第5話
叔父さんが何の仕事をしているのかはよく分からないけれど、この家はとてもお金持ちだ。
叔母さんは専業主婦だけど、いつも動き回っていた。
夏休みで一日中家にいれば、私は叔母さんが朝から晩まで常に動き回っていることに気が付いた。
その忙しない様子はきっと普段学校に通う私以上だと思う。
誰も使っていない部屋の掃除をしていたり、廊下の隅でうずくまって角の埃を取っていたり、これまで二人暮らしだったとは思えないような大きな食器棚の中身を全て取り出して中の拭き掃除をしていたり…
とにかくだらだらゴロゴロしているところは見たことがない。
そんな叔母さんを見ていてなんだか可哀想に思えた私が「外に出たくないの?」と聞くと、叔母さんはいつものトーンで「出る必要がないから出ていないだけよ」と教えてくれた。
やっぱりこちらを見ることはなかった。
“出る必要がない”って…
それってお金のこと?
でもお金があるからってずっと家にいるなんて、そんなのは叔父さんに“餌はやるからとずっと鳥籠に入っていろ”と言われいるような気分にはならないんだろうか。
飼われているような、召使いのような…
こう言っちゃあなんだけど、私から見れば叔母さんはもうこの家のお手伝いさんに近い。
まるでこの家に住むメインの人間が私と叔父さんかのようだ。
夏休みに入ってから叔母さんの一日を密かに観察していると、叔母さんは一通りの家事が終わると毎日庭に出て花や草の手入れをしていた。

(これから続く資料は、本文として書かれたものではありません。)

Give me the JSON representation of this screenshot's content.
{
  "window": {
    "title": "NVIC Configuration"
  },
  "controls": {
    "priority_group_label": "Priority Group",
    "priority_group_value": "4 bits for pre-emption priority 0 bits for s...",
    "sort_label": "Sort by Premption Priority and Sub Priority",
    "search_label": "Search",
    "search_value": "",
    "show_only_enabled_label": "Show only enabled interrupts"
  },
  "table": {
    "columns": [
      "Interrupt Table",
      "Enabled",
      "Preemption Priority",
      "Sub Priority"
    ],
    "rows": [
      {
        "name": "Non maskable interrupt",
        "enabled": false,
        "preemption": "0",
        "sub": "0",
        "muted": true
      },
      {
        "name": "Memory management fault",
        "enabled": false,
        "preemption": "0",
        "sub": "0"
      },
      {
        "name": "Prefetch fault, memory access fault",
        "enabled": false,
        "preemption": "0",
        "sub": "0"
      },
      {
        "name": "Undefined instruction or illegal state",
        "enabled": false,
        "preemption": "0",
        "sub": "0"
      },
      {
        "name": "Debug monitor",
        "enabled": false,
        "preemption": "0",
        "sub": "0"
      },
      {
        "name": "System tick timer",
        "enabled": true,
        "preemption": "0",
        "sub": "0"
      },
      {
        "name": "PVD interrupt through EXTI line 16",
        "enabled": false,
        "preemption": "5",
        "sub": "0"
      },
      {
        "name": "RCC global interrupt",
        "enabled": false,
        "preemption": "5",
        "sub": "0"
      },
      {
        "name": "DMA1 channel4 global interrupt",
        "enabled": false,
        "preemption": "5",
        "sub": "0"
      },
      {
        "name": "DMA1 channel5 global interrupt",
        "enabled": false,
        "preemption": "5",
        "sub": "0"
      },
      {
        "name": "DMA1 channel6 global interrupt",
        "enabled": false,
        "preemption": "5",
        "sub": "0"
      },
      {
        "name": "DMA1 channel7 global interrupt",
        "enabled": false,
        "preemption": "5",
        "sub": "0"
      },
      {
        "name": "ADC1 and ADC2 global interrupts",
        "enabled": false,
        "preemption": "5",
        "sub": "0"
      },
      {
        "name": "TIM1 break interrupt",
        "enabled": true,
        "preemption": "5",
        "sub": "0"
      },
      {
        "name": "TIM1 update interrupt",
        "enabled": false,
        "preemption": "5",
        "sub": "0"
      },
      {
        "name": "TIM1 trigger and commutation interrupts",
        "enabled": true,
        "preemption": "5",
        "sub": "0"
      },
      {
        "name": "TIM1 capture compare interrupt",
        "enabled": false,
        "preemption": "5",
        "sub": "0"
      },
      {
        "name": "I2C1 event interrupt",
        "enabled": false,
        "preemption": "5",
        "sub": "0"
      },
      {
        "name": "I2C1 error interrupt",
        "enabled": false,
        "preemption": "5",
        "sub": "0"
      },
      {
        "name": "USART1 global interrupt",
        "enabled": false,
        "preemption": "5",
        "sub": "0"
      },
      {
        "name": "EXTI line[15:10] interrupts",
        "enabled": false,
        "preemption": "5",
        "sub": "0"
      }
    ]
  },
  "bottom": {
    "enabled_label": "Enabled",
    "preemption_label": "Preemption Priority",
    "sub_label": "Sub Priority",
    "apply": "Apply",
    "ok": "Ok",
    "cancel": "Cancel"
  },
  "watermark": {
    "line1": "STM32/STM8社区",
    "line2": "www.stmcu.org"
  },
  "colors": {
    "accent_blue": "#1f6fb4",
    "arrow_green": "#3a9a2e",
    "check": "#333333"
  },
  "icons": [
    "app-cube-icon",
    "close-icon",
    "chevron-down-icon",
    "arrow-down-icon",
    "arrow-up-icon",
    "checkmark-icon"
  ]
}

その時の叔母さんは、笑いはしないものの少し楽しそうだった。
それから庭でたまにお隣さんとお喋りをしている。
なんだ、楽しみもちゃんとあるんだ。
嫌われている身ながらに、そんな叔母さんに私は少しホッとした。
それでも私の中に芽生えた叔母さんの囚われ感は拭いきれなくて、
もし働きたいとか思っているなら私は全力で応援するのにとか、
自分で言えないなら私が叔父さんに言ってみたっていいんだよ?とか…
もっと自由に生きればいいのになんて呑気なことを心の底から思っていた。
買い物に出かけたりもしているから完全に囚われているわけではないと思う。
ただ、自由さには欠ける気がする。
余計なお世話だけど、そんな叔母さんが私には不憫でならなかった。
その日私は自分の部屋で夏休みの課題をしていて、叔父さんのパソコンを借りるべく私は新しく叔父さんの書斎となった部屋にいた。
単なる興味本位だった。
それにここまでお金に余裕のある叔父さんが普段どんな仕事をしているのかも少し気になっていたから、
だから私は、何気なくパソコンの閲覧履歴をクリックした。